I huff out an elongated breath.

“I have a right to know what’s going on with my own child.”

“Yeah, right. See ya,” she says between clenched teeth as she drifts by. A cat’s paw breeze of bubble gum and Hello Kitty lip-gloss floats in the air past me.

“What are you talking about?” I ask, trailing after her like a puppy.

As I walk through her room, I catch my face in her dresser mirror. I am shocked to see that I look so haggard. I run my hand through my hair, following Robyn into the living room. I clear my throat to get her attention.

“Anyway, it’s almost time for summer school. I can drive you,” I add, trying to change the subject. But Robyn is fuming. She stomps through the house towards the front door.

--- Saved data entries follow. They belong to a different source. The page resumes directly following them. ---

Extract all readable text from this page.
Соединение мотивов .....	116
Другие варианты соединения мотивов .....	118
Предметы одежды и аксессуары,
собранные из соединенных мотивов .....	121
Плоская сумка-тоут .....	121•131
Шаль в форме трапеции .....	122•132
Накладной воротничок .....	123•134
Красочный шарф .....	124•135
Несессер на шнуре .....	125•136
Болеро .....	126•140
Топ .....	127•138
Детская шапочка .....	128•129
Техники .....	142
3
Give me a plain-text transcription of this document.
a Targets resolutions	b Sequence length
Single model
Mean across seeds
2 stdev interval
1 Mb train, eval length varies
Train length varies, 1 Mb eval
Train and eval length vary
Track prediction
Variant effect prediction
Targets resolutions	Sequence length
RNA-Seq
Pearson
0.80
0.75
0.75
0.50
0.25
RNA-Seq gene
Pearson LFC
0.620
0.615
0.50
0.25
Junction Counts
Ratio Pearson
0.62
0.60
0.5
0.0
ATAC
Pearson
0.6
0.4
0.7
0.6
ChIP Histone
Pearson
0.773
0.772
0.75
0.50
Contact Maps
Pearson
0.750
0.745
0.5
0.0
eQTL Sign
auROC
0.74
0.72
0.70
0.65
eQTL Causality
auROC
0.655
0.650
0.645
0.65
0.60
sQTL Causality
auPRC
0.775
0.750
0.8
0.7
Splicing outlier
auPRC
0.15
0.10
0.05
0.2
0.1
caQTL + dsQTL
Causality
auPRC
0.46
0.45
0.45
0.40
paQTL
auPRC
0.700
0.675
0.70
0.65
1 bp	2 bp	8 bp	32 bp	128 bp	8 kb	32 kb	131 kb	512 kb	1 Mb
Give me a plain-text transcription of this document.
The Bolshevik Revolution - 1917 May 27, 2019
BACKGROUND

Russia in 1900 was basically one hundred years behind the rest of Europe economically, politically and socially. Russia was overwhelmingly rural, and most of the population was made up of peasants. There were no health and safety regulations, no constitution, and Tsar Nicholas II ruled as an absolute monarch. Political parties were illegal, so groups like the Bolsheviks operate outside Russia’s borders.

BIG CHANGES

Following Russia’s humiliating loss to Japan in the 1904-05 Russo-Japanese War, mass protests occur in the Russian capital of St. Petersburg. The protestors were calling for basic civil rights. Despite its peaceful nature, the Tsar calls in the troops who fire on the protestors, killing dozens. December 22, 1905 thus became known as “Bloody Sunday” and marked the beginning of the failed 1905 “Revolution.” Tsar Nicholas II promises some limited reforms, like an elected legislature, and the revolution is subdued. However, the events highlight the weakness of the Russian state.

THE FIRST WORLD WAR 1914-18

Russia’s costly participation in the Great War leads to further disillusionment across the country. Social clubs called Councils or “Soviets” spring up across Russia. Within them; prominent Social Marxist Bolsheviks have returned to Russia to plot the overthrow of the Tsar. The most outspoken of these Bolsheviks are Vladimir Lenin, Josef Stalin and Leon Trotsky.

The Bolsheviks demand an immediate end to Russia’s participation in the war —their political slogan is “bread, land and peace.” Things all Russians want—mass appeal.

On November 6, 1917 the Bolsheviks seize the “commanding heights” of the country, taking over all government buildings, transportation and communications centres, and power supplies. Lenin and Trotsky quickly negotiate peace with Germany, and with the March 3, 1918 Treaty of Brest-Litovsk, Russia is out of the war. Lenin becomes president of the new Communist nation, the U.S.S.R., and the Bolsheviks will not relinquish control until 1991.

“You can’t just go through my things. Invade my life. It’s like, you know, I have no privacy at all.”

She stops in the middle of the living room, her face an odd mixture of fear and defiance.

“Are you walking to school?”

I ask this because normally Robyn loathes walking anywhere she can’t get a ride.

Already my mind is racing ahead. Today is Rob’s birthday; tonight after work, we’re all supposed to go to Red Lobster to celebrate. I still have to wrap his gift: a new brush with real boar’s hair bristles. I wanted this day to be a happy one for Rob. I wanted so badly for all of us to be in a good mood. Still, maybe by tonight Robyn will have cooled off.

“Remember, we’re going out tonight for Daddy’s birthday,” I remind her.

“So?” she retorts. She spins around and walks to the front door. Her hand reaches for the doorknob.